To reproduce: 1. Go to any long webpage (this one is good: <https://bugs.webkit.org/attachment.cgi?id=66975&action=prettypatch>) 2. Click and hold on the downward scroll arrow The page scrolls far more slowly than it does in IE, or in Safari 5. This seems to be due to the new smooth scrolling behavior.
I can't repro on Chromium/Win (which shares the scrolling implementation); for me the smooth scrolling build scrolls at exactly the same speed as the non-smooth-scrolling build. (Which is how it's designed; the scroll system still scrolls the same amount per key repeat and processes repeats at the same rate.)

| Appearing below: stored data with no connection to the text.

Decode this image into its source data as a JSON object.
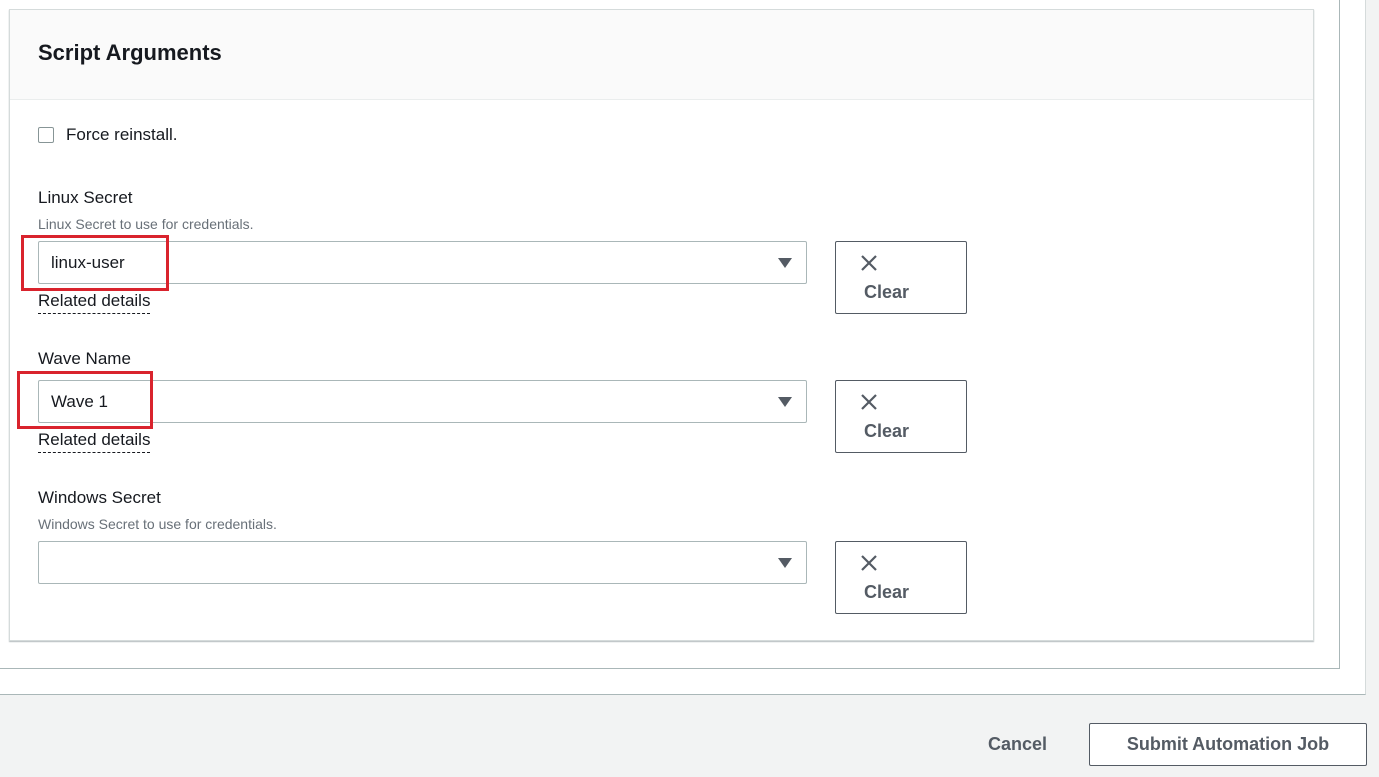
{
  "panel": {
    "title": "Script Arguments"
  },
  "force_reinstall": {
    "label": "Force reinstall.",
    "checked": false
  },
  "linux_secret": {
    "label": "Linux Secret",
    "description": "Linux Secret to use for credentials.",
    "value": "linux-user",
    "related": "Related details",
    "clear": "Clear"
  },
  "wave_name": {
    "label": "Wave Name",
    "value": "Wave 1",
    "related": "Related details",
    "clear": "Clear"
  },
  "windows_secret": {
    "label": "Windows Secret",
    "description": "Windows Secret to use for credentials.",
    "value": "",
    "clear": "Clear"
  },
  "footer": {
    "cancel": "Cancel",
    "submit": "Submit Automation Job"
  },
  "colors": {
    "highlight": "#d9232d",
    "background": "#f2f3f3",
    "button_text": "#545b64"
  }
}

(In reply to comment #1) > I can't repro on Chromium/Win (which shares the scrolling implementation); for me the smooth scrolling build scrolls at exactly the same speed as the non-smooth-scrolling build. (Which is how it's designed; the scroll system still scrolls the same amount per key repeat and processes repeats at the same rate.) Can you reproduce using Safari 5 and a nightly build of WebKit?
<rdar://problem/8411846>
(In reply to comment #2) > (In reply to comment #1) > > I can't repro on Chromium/Win (which shares the scrolling implementation); for me the smooth scrolling build scrolls at exactly the same speed as the non-smooth-scrolling build. (Which is how it's designed; the scroll system still scrolls the same amount per key repeat and processes repeats at the same rate.) > > Can you reproduce using Safari 5 and a nightly build of WebKit? No. I tested that page with Chromium w/ and w/o smooth scrolling as well as Safari 5 vs. last night's nightly (r67080, well past my smooth scrolling landing). With both the down arrow button on the bottom of the scrollbar as well as the down arrow key held down on my keyboard, each browser scrolled in the same time (within 1 sec. error due to my watch) whether smooth scrolling was present or absent.
My bad. Comparing Safari 5 to ToT I see the same thing as Peter: scrolling from the top of the page to the bottom takes the same amount of time regardless of smooth scrolling. I don't know what I was thinking before. Sorry for the false alarm! (And the smooth scrolling is pretty!)